Le reste à charge se finance, il ne se paie pas nécessairement au comptant : sur le cas type à Lobsann, le reste à charge d'un ménage très modeste ressort à 6 000 € après aide ANAH et prise en charge de l'accompagnement. Étalé sur quinze ans en éco-prêt à taux zéro, cela représente de l'ordre de 35 € par mois, à comparer aux 1 700 € d'économie annuelle attendue sur la facture d'énergie.

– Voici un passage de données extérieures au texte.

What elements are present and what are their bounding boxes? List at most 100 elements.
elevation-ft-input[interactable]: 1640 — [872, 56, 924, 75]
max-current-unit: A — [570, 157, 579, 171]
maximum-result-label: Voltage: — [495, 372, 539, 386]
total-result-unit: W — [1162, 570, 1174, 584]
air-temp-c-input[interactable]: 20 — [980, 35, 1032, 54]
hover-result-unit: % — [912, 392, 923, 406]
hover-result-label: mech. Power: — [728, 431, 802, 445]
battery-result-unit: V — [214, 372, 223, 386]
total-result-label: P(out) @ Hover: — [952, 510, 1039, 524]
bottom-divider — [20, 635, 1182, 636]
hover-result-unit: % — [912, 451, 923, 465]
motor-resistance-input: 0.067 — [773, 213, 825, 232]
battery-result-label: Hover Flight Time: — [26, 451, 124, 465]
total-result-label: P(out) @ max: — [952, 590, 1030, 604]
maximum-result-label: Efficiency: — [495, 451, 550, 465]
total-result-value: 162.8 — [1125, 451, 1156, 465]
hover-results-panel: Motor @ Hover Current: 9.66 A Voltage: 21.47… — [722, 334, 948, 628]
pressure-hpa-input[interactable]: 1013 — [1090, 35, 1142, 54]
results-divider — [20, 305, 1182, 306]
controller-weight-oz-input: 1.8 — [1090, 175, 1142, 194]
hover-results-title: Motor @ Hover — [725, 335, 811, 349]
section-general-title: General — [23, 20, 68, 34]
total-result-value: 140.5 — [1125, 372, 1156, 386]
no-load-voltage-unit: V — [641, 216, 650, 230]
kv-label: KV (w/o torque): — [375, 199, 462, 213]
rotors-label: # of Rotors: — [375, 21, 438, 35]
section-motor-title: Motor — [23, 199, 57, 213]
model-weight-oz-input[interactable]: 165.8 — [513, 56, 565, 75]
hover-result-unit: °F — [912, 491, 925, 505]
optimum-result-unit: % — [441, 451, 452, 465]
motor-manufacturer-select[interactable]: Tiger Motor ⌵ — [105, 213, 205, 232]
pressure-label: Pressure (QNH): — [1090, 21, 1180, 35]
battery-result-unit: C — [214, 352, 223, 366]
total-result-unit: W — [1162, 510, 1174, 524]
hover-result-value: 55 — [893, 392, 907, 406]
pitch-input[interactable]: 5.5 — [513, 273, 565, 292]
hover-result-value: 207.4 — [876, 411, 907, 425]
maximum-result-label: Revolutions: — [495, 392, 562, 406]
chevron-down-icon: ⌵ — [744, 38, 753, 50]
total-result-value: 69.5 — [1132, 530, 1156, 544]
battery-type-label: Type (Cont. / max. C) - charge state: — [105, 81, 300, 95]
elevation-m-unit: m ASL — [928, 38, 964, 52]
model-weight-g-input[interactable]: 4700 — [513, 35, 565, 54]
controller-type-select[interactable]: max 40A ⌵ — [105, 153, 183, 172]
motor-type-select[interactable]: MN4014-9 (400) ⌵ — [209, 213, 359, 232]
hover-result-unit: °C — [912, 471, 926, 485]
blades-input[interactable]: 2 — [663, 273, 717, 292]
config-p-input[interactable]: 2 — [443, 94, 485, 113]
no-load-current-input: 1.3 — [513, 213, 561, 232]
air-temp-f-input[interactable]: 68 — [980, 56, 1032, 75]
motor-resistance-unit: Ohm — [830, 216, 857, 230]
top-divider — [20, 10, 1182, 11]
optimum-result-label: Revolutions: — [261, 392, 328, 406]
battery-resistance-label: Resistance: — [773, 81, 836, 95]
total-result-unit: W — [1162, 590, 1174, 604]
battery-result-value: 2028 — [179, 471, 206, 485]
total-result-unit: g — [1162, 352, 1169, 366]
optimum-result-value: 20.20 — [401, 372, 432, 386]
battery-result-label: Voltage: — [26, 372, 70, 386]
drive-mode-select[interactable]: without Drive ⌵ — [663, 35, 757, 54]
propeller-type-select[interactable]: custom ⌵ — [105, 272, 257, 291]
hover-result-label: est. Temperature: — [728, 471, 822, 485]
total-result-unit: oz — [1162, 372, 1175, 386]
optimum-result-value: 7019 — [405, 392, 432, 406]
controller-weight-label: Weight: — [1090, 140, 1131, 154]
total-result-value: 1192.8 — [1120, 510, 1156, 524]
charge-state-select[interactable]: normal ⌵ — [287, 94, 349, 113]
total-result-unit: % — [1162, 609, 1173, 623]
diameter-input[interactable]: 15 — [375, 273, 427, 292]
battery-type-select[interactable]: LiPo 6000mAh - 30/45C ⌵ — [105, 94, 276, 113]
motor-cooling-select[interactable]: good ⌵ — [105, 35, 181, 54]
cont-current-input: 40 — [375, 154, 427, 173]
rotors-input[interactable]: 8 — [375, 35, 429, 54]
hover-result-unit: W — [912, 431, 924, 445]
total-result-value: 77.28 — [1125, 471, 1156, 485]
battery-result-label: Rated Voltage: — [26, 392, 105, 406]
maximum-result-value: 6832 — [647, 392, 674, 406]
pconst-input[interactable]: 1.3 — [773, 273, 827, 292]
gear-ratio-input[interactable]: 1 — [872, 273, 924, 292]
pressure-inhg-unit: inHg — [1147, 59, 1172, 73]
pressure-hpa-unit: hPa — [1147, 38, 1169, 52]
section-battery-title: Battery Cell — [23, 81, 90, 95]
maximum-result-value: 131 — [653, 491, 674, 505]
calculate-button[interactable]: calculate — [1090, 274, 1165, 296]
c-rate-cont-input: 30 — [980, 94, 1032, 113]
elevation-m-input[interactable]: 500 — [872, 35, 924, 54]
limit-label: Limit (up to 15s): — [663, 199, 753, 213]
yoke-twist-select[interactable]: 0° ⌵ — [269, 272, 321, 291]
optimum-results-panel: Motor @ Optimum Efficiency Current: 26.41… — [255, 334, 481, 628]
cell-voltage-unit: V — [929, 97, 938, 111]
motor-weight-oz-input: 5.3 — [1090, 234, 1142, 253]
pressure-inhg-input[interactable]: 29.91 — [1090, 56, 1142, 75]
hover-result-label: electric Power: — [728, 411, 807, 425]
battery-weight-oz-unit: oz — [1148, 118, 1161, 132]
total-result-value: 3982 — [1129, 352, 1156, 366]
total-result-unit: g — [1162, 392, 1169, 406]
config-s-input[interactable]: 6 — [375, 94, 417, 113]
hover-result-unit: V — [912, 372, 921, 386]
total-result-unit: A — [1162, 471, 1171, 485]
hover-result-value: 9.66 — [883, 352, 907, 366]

Ce que ces chiffres disent du potentiel : environ 231 logements occupés par leur propriétaire, un bassin de travaux structuré autour de CC Sauer-Pechelbronn, 205 diagnostics publiés pour 1 000 résidences principales. Ce volume ne préjuge d'aucune éligibilité individuelle : il indique seulement où se concentrent, à Lobsann, les situations où le scénario décrit sur cette page a le plus de chances d'être pertinent.
La séquence prime sur la vitesse : la sortie d'une étiquette F ou G occupe un accompagnateur agréé et un groupement RGE durant quatre à huit mois, audit compris à Lobsann. Son positionnement dans le calendrier — après l'audit, avant la mise en service — conditionne la qualité des interfaces entre lots bien plus que le choix de l'entreprise.
À l'échelle intercommunale, à Lobsann relève de CC Sauer-Pechelbronn. Les permanences France Rénov' de ce périmètre instruisent les demandes portant sur la sortie d'une étiquette F ou G et recensent les aides locales cumulables, qui viennent en déduction du reste à charge calculé plus haut.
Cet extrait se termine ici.